Creating a Network Graph with Gephi
Gephi is a powerful tool for network analysis, but it can be intimidating. It has a lot of tools for statistical analysis of network data — most of which you won’t be using at this stage of your work.
Be sure you’re on the Windows side of your computer and that you’re opening Gephi version 8.2. (Gephi 8.2 for Mac doesn’t work; if you want to use Gephi at home and you have a Mac, be sure and download 8.1.)
Create a new project
Click on New Project on the “Welcome to Gephi” popup window.
Do not freak out.
The Gephi workspace looks really confusing and intimidating. Do not freak out.
Click on “Data Laboratory.”
This is where you’ll upload your data.
In the Data Laboratory, click on “Import Spreadsheet.”
Click on Import Spreadsheet in order to upload your data.
Import “dh101nodelist.csv” as a Node table
1) Click on the button with the three dots on it to select a file and click on dh101nodelist.csv.
2) Be sure you choose Nodes table from the box that allows you to choose between an edge table and a node table.
3) Finally, click Next to move on to the next screen, leave the options as they are, and click Finish on the window that follows.
Import “dh101questions.csv” as an Edges table
We’ve told Gephi what the individual nodes are going to be.

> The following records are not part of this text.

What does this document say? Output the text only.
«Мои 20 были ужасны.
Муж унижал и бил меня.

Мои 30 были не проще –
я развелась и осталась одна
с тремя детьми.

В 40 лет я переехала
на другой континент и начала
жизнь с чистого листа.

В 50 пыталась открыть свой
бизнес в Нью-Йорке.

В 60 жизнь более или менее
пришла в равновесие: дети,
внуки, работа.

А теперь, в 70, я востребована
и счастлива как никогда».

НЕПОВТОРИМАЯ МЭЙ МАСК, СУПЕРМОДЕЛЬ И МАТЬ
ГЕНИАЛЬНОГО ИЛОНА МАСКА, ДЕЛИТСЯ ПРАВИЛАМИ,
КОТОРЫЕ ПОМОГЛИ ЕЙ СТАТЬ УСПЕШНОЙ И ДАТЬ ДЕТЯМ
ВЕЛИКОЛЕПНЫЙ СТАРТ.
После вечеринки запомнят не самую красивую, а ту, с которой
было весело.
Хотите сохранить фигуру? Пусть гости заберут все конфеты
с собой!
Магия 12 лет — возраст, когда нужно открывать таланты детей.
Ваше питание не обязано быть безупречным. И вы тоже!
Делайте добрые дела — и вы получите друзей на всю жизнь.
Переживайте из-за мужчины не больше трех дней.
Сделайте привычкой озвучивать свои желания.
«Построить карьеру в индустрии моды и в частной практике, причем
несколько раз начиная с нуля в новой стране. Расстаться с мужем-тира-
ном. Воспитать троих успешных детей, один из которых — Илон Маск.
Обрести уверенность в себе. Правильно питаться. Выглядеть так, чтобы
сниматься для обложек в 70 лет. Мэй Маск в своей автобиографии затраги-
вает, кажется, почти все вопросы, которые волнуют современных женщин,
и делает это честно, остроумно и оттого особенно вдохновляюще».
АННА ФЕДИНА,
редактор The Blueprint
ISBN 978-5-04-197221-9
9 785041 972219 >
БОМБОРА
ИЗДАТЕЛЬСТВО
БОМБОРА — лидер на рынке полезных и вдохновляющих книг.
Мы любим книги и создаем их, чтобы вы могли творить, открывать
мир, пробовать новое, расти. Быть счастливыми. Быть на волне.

Now we need to tell it how the nodes are related to each other with an edge table.
1) Click on Import Spreadsheet again.
2) Click on the button with the three dots on it to select a file and click on DH101 6B Dataset 2.
3) Be sure you choose Edges table from the box that allows you to choose between an edge table and a node table.
4) Finally, click Next to move on to the next screen and then Finish on the following screen.
What is this, it’s confusing and I hate it.
The window you see in front of you is Gephi’s Data Laboratory, where you can manipulate the data you’ve uploaded. If you click on the Nodes or Edges tab, you can toggle between the two spreadsheets you uploaded. For the time being, however, we’re not going to change anything.
Click on “Overview.”
OK, we can finally start visualizing. Click on Overview to go to the pane that will show your network graph.
Cool, I guess?
You now have a network diagram! You can’t really see much, though.
Manipulate your diagram so it’s more legible.
Use the scroll wheel to zoom in and out. 1) Use the hand icon to move the diagram around. (If you’re on a Mac, you’ll need to hold down the command key while you use the little hand.) 2) Turn labels on by clicking the T. 3) Adjust the size of the labels with the scrubber.
What are we looking at?
This is a bimodal network graph, meaning it contains two different kinds of things: students and preferences. Each student is connected to his or her preferences with an edge. It’s still a little hard to see anything, though.
Separate “students” from “preferences.”
Let’s make the student nodes one color and the preferences node another color, so that we can distinguish between students and their preferences. Remember that our node list (dh101nodelist.csv) contained a column called node-type that identified each node as either a student or a preference. We can use that to partition our nodes into two colors.
On the upper left-hand portion of the screen, you’ll see a box that has two tabs: Partition and Ranking. Be sure that the Partition tab is selected (1). (We use the partition tab for this because we’re dividing our nodes into groups. If we were trying to rank our nodes by some value, we’d use the ranking tab.)
Then, within the Partition tab, be sure that the Nodes tab is selected (2). Click the button with the two green arrows to refresh your selection (3). (I don’t know why you have to do this; you just do.) Then, from the dropdown menu, select node-type (4). Finally, click Apply (5).
Now you can distinguish students from their preferences.
In my diagram, students are turquoise and preferences are pink.
Calculate average degree.
Let’s make the more popular nodes bigger, to indicate that more students have chosen them.
To do that, we need to calculate the nodes’ Average Degree, meaning the number of inboud and outbound connections to them. To do this, head to the right side of your Gephi window, where you’ll find a Statistics page. Click the Run button that appears to the right of Average Degree. Then close the Degree report that pops up.
Size nodes according to their popularity.
Now let’s use the average degree, which we just calculated, to size the nodes. Head back to the left side of the Gephi window, and this time click on the Ranking tab, because this time we’re not just dividing our nodes into groups; we’re ranking them by average degree.
Within the Ranking tab, click on Nodes, and from the drop-down menu, click on Degree. You can rank nodes in a few different ways, including by color. But let’s use size, which is indicated by the tiny red diamond. Click on the tiny red diamond to rank nodes by size. Then hit Apply.